I do not know what to write. Yet I need to write as we come closer to the election date.
I guess I just want to say that I am scared. I am scared of heartbreak.
I volunteered in the 2008 general election and the 2011 Sarawak state election. The two campaigns that I participated in were successful. The joy of winning the election was beyond words. But most importantly, I did not hold high expectation of winning. Things came out as a complete surprise. It was a pleasant surprise.
This time around I have a problem. Although I am less involved as I am not volunteering for anyone and I have not been to too many political events, I somehow have set a certain expectation. Past victories made me addicted to that feeling of joy.
I will not share the expectation but I can tell you that it is susceptible to disappointment.
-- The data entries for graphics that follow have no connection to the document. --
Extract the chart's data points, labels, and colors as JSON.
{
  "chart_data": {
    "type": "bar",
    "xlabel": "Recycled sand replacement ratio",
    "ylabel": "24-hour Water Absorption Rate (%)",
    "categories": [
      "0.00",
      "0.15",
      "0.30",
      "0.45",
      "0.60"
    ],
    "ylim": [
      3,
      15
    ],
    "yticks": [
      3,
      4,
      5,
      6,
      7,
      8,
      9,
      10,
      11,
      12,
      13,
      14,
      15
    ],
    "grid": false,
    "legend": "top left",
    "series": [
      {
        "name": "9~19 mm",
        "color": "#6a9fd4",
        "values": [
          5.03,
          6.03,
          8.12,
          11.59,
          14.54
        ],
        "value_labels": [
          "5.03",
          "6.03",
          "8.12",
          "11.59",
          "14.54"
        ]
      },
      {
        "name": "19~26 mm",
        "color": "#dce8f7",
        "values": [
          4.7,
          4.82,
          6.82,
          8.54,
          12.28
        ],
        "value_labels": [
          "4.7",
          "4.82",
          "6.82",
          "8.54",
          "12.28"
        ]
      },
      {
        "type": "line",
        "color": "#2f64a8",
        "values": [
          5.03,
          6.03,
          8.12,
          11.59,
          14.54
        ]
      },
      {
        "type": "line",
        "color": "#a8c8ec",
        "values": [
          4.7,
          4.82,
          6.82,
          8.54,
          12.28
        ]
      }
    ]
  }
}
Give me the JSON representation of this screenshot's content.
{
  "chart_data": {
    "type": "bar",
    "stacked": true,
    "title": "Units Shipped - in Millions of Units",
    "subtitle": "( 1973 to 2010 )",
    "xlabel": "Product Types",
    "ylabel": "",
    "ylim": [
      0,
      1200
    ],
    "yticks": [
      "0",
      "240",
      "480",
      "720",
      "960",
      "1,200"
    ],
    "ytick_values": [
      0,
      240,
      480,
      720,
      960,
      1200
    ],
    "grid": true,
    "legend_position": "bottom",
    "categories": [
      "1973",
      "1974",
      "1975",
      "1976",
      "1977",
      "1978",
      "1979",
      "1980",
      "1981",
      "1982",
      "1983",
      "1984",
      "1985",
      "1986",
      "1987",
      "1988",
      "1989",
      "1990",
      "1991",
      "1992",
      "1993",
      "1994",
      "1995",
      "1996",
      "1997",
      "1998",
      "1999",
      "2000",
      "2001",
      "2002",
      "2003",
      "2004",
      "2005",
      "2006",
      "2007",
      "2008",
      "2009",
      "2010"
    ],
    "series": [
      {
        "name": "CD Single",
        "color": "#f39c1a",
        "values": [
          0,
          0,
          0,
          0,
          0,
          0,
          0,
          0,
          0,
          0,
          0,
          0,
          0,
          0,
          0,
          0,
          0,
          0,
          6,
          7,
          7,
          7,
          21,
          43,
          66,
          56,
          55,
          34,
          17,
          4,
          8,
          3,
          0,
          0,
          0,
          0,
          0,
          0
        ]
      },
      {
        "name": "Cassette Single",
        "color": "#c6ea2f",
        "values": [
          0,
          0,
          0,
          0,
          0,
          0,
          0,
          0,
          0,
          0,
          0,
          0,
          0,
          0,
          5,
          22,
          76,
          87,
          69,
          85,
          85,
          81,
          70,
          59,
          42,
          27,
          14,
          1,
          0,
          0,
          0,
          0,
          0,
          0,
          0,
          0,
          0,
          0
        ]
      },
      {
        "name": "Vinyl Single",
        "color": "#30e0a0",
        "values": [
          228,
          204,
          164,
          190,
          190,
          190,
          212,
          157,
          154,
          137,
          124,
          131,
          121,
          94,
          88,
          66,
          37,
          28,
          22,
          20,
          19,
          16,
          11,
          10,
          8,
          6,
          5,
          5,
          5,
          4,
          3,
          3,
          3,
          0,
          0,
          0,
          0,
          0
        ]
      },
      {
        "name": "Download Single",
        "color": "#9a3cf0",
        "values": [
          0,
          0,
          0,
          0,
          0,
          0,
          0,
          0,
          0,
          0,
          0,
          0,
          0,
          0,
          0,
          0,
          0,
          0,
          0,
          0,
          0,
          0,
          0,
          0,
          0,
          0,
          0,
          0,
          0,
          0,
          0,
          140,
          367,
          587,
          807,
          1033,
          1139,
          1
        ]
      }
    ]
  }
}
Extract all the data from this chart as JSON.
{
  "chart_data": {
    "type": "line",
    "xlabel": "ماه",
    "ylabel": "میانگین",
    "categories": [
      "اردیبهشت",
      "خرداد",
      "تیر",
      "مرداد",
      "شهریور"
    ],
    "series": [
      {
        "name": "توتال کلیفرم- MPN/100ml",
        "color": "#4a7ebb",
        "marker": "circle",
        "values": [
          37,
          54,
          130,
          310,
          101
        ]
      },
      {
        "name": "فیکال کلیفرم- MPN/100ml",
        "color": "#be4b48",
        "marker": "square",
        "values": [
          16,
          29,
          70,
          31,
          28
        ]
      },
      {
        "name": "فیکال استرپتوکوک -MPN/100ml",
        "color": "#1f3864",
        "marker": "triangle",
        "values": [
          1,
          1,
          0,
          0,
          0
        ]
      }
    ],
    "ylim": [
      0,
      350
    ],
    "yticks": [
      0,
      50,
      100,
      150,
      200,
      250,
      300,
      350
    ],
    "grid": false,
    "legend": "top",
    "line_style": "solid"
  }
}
I did not realize how much emotional investment I have made into the political process over the years until just now. I did not realize how much I am rooting for a certain party to win. I know I have always rooted for them over the past years but the intensity that I feel right now goes beyond my comprehension. It is as if I just realized I have made considerable emotional investment while I was sleeping. Then suddenly, just as I wake up, I find out of that investment with tomorrow will be the judgment day. Tomorrow will decide whether that investment will bear fruits. I wake up shocked, feeling naked with no time to regain my composure.
That is just too much for me.
I now somehow understand how a person can resort to violence. The impossibility of accepting a disappointment so big will force one to reject reality and forcefully change what is true. Slam the sledgehammer hard enough and then maybe reality will change so that it will no longer be a disappointment. It can become what you want and expect. From a loss, to a win, by force.
And if you have been in power so long, being out of power can create a sense of denial that is so strong…
I am not advocating violence. Violence is the worst thing that can probably happen the day after tomorrow. Violence will undo whatever progress we have made, win or lose. Yes, win or lose, there will be progress. We cannot allow violence to undo the progress.
But I think I can understand why someone would or could resort to it. I think so.
As I sit here, I am hoping for the best and try to temper my expectation down. The high expectation is unhealthy for me, especially since, well, what can a person do so late right now? It is unreasonable to punish myself for something I realistically have no control over. Damn those political scientists.
Hopefully tomorrow by the time I wake up and get ready to vote, my expectation will be lower than what I have right now, just to save myself from any heartbreak that I cannot stand.